Using a similar ultrasensitive assay that smokes out K103N or M184V representing as little as 0.01% to 0.2% of a person's viral population, Karin Metzner (University of Erlangen-Nuremberg) found one or the other--or both--in 13 of 74 acutely infected people judged to have no resistant virus by standard genotyping [2].
 
The clinical impact of low-level resistance mutations in these people remains uncertain because neither K103N nor M184V renders virus resistant to protease inhibitors (PIs), and all 9 of the 13 people who began therapy started a ritonavir-boosted PI regimen.
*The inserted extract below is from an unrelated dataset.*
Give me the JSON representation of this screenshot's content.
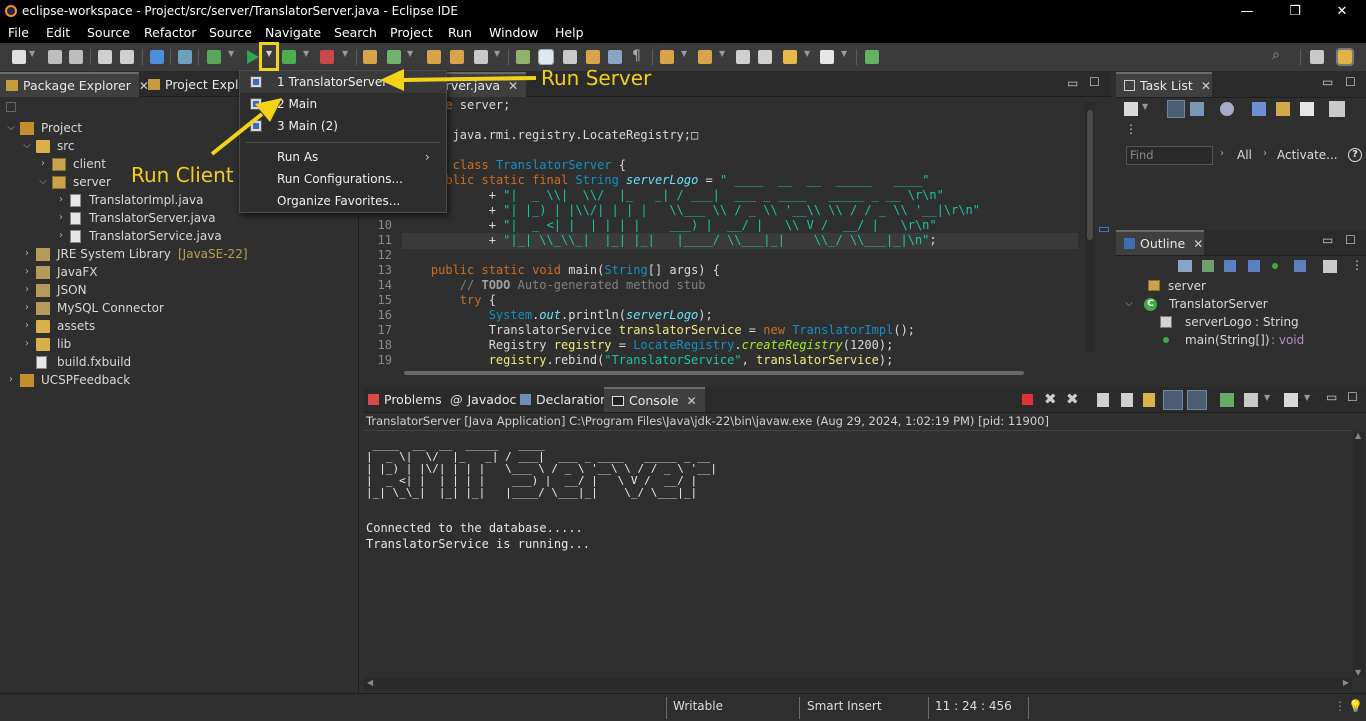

All reached and maintained an undetectable viral load for 10 months to 4 years of follow-up. If the clinicians of people with K103N did not know they had that mutation and started an efavirenz regimen, the regimen may well have failed and also caused resistance to the nucleosides taken with efavirenz.
 
Metzner looked for K103N and M184V in just-infected Zurich residents because transmission of drug-resistant HIV has proved lower in Zurich than in other European locales. Standard genotyping typically spots resistance mutations in 10% of untreated Europeans. And the standard assays saw neither K103N nor M184V in any of these people, who were diagnosed between March 2002 and July 2006. K103N makes HIV highly resistant to efavirenz and nevirapine, and M184V does the same to 3TC and emtricitabine (FTC).
 
But real-time PCR disclosed K103N in virus from 4 of 74 people (5.4%) at frequencies of 0.18% to 3.76%. And the powerful test saw M184V in virus from 11 of 74 people at frequencies of 0.4% to 8.3%. Two people had both of these mutations, so overall prevalence came to 17.6% (13 of 74 people).
 
Both Metzner and Johnson probably underestimated prevalence of low-level transmitted resistant virus because they looked only for specific mutations--not for all the mutations that may make virus resistant to HIV.
 
References
 
1. Johnson JA, Lipscomb J, J-F Li, et al. Real-time PCR testing allows for sensitive drug resistance screening and mutation linking in HIV-1. Antiviral Therapy. 2007;12:S153. Abstract 39.
 
2. Metzner KJ, Rauch P, von Wyl V, et al. Prevalence of minority quasispecies of drug-resistant HIV-1 in patients with primary HIV-1 infection in Zurich in the years 2002-2006. Antiviral Therapy. 2007;12:S47. Abstract 40.